Says Lata Mangeshkar, “I heard people kept returning too see the song. Raj Khoslaji was a master at song picturization. None of us thought it would turn out so big. But we knew the director was going to shoot it in a very special way.”

Though the film’s blockbuster music is credited to Laxmikant-Pyarelal, the Bindiya chamkegi track is supposed to be the brainchild of Khosla and lyricist Anand Bakshi.

Mumtaz was lucky to get songs like Bindiya chamkegi and Chup gaye saare nazaare. Khosla loved to give prominence to negative female lead, a.k.a the vamp. In Mera Gaon Mera Desh Laxmi Chhaya who played the villain’s moll bagged all the chartbusters like Maar diya jaye, Aaya aaya atariya pe and Hai sharmaaon while the film’s leading lady Asha Parekh was apportioned only 1 ½ songs.In Kachche Dhaage the vamp Sona(a Madhubala lookalike on whom Milan Luthria modelled Kangna Ranaut’s character in Once Upon ATime In Mumbaai) cornered a strong role and a Lata Mangeshkar solo.Bindu in Do Raaste got no songs. But she got a role that defined the rest of her career.

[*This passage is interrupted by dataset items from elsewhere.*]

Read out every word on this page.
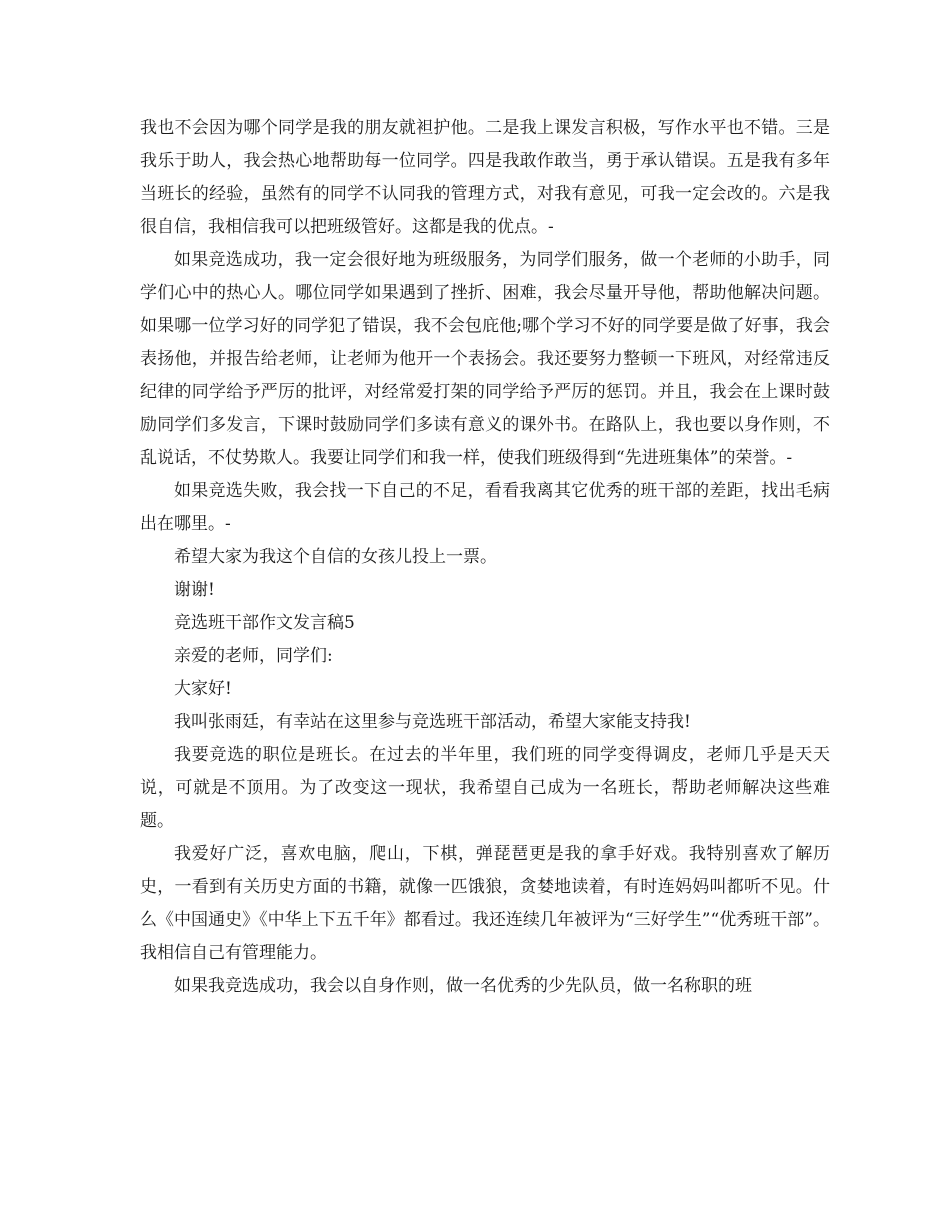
我也不会因为哪个同学是我的朋友就袒护他。二是我上课发言积极，写作水平也不错。三是我乐于助人，我会热心地帮助每一位同学。四是我敢作敢当，勇于承认错误。五是我有多年当班长的经验，虽然有的同学不认同我的管理方式，对我有意见，可我一定会改的。六是我很自信，我相信我可以把班级管好。这都是我的优点。-

如果竞选成功，我一定会很好地为班级服务，为同学们服务，做一个老师的小助手，同学们心中的热心人。哪位同学如果遇到了挫折、困难，我会尽量开导他，帮助他解决问题。如果哪一位学习好的同学犯了错误，我不会包庇他;哪个学习不好的同学要是做了好事，我会表扬他，并报告给老师，让老师为他开一个表扬会。我还要努力整顿一下班风，对经常违反纪律的同学给予严厉的批评，对经常爱打架的同学给予严厉的惩罚。并且，我会在上课时鼓励同学们多发言，下课时鼓励同学们多读有意义的课外书。在路队上，我也要以身作则，不乱说话，不仗势欺人。我要让同学们和我一样，使我们班级得到“先进班集体”的荣誉。-

如果竞选失败，我会找一下自己的不足，看看我离其它优秀的班干部的差距，找出毛病出在哪里。-

希望大家为我这个自信的女孩儿投上一票。

谢谢!

竞选班干部作文发言稿5

亲爱的老师，同学们:

大家好!

我叫张雨廷，有幸站在这里参与竞选班干部活动，希望大家能支持我!

我要竞选的职位是班长。在过去的半年里，我们班的同学变得调皮，老师几乎是天天说，可就是不顶用。为了改变这一现状，我希望自己成为一名班长，帮助老师解决这些难题。

我爱好广泛，喜欢电脑，爬山，下棋，弹琵琶更是我的拿手好戏。我特别喜欢了解历史，一看到有关历史方面的书籍，就像一匹饿狼，贪婪地读着，有时连妈妈叫都听不见。什么《中国通史》《中华上下五千年》都看过。我还连续几年被评为“三好学生”“优秀班干部”。我相信自己有管理能力。

如果我竞选成功，我会以自身作则，做一名优秀的少先队员，做一名称职的班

Though Do Raaste belongs to Balraj Sahni, Bindu’s Neela dominates the female characters. There are some other finely-etched women in he film. Veena as the mother and Kamini Kaushal as Balraj Sahni’s devoted and supportive wife strike the right notes.Even Leela Mishra as Bindu’s scheming mother is vividly etched. But Bindu’s domineering Bahu act gives the drama that zing and flavour which make the other extra-sweet characters appear human after all.

That fine actor Jayant(Amjad Khan’s father) does a fine turn as Balraj Sahni’s devoted Muslim friend. He is a stereotypical goodhearted boisterous Pathan. But never over-the-top. Never over-done. Every character has a life beyond the written word. Raj Khosla hated cardboard characters. In Do Raaste he makes sure that the family that stays together doesn’t get lost in the say-cheese studio portrait.

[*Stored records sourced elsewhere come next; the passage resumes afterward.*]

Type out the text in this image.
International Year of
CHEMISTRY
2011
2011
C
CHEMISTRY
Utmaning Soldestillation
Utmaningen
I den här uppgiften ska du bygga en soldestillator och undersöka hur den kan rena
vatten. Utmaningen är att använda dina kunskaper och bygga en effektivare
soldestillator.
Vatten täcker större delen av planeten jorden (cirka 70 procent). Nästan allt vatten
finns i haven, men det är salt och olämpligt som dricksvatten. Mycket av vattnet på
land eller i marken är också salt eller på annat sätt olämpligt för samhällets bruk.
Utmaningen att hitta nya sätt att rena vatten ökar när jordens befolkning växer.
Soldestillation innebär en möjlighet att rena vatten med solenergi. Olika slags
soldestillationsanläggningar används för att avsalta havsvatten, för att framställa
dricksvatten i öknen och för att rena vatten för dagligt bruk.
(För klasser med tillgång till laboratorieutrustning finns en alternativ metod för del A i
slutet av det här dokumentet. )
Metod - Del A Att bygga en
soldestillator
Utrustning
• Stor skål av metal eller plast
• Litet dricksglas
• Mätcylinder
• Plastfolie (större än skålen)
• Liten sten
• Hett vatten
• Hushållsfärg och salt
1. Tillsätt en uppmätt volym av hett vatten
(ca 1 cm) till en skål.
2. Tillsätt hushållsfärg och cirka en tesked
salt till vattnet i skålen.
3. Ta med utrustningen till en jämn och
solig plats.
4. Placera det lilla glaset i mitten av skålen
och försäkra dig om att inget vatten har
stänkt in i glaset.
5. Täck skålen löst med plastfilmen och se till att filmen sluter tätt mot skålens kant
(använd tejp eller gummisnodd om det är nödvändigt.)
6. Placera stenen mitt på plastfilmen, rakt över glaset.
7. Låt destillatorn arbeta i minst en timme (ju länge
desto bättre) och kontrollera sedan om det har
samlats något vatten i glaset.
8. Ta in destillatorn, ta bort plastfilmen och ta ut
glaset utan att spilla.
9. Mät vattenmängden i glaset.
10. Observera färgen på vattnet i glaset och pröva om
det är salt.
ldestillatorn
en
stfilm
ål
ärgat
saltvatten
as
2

What stays alive is the sound of Saigal’s Ek bungla bane nyara, as Balraj Sahni looking every bit the concerned worried tired but undefeated patriarch tries to protect the family from disintegration. Today, when the joint-family system is all but dead, Balraj Sahni’s valiant fight to keep the home from breaking up seems even more praise worthy.

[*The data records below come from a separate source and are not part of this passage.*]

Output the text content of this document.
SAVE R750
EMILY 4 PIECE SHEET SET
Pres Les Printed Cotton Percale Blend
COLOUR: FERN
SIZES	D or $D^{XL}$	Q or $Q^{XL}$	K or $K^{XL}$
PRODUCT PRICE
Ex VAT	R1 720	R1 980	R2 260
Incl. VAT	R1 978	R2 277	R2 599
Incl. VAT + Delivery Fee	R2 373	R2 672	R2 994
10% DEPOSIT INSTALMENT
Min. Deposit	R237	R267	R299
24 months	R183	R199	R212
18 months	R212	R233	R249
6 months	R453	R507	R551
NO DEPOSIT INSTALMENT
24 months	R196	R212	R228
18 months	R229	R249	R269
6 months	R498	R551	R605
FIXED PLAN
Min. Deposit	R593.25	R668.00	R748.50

Do Raaste is to this day Raj Khosla’s best-known work. Sunita Khosla Bhalla the second of Raj Khosla’s 5 daughters, is trying to keep the Khosla ka ghosla intact. She informs that she’s writing a book on her father. I tried to contact Bindu. But she insisted I speak to her husband!!

Do Raaste Trivia

Rajesh Khanna sported an off-and-on stubble, since he was simultaneously shooting for B R Chopra’s Ittefaq which required him to sport a beard. Raj Khosla had to write in a dialogue about Khanna’s character saying, ‘He’s so temperamental he shaves at will.’
Bindu became a buddy of Rajesh Khanna.She played the bad woman in any number of subsequent Khanna starrers right up to Amar Deep where she played his mistress .
Mumtaz-Rajesh Khanna went on to become one of the hottest most saleable star pairs of all times.Raj Khosla cast them together again in Prem Kahani . But in spite of Laxmikant-Pyarelal’s outstanding music Prem Kahani bombed
The scenes between Balraj Sahni and Veena were taken from Raj Khosla’s own relationship with his mother.
Mehmood Jr’s Lata Mangeshkar-sung track Apni apni biwi pe sabko guroor hai inspired Amitabh Bachchan’s Mere angnein mein.In Do Raaste Johnny Walker made a guest appearance alongside Mehmood Jr in the song.
Raj Khosla’s Main Tulsi Tere Aangan Ki was also from a novel by Chandrakant Kakodkar.